Exploring homeopathy

A couple of years into Chris’s crisis, that is to say about nine years ago,  I consulted a homeopath, not really knowing anything at all about what homeopaths do, but desperately wanting an alternative to the prescription drug regime that we were told was absolutely necessary to manage Chris’s ‘illness.” Unfortunately, it was too soon in my learning process to introduce an approach that was radically outside the medical understanding of psychosis. I opted for a different energy medicine approach as an add-on to a conventional medical approach.

Recently, I came across Amy Lansky’s book, Impossible Cure: The Promise of Homeopathy, and the light went on in me. Fast forward to October and Chris and I now become clients of a classically trained homeopath. I learned from Impossible Cure the importance of finding a homeopath who would provide remedies in single doses, not blends, hence the need to find a classically trained one. The homeopath treats the person, not the symptom and is therefore part psychiatrist, part shaman, part investigative detective in the quest to know the personality.
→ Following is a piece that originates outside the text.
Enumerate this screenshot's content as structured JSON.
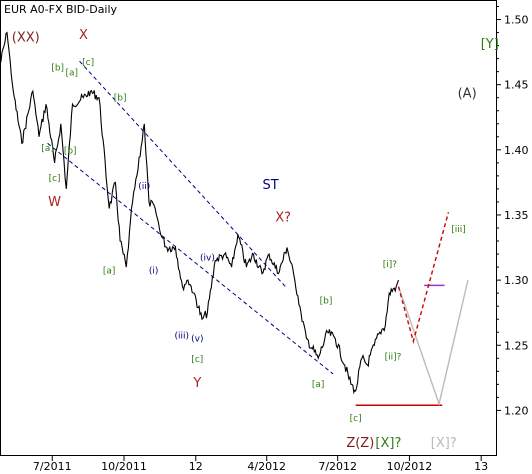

I was amazed at what the homeopath saw in Chris after his initial one and a half hour appointment. She sent him home with a prescription for ‘phosophorus.’ She gave him phosphorus because he IS phosphorus, and a homeopath treats ‘like’ with ‘like.” I rummaged around the Internet and found an arcane homeopathic reference to ‘the phosphorus personality.’ The phosphorus personality is ethereal, floating, highly sensitive to their environment, hates to be alone, anxious, a pleaser (therefore liked by many people), a conflict avoider and the list continues. Strikingly red lips at birth is another give-away, but how could this small detail about Chris as a newborn coincide with his personality traits, one wonders?

Last Sunday I went to a presentation given by Natalie Tobert, a medical anthropologist and author of the book, Spiritual Psychiatries: Mental Health Practices in India and UK. I learned something quite interesting about Indian psychiatrists, not all of them, mind you. Some of them practice mainly in the Western tradition. The Indian psychiatrists who she interviewed for her book use conventional drug therapy for their patients, but homeopathic treatment is also a mainstay of their practice. These psychiatrists also rely on astrologers, numerologists, and spiritualists.

I discovered from reading this book that the herb rauwolfia serpentina is suggested for the treatment of schizophrenia. According to Wiki, this herb apparently enjoyed a brief period of popularity in the West from 1954 to 1957 for the treatment of schizophrenia, and Mahatma Gandhi supposedly used it as a tranquilizer. Who knew?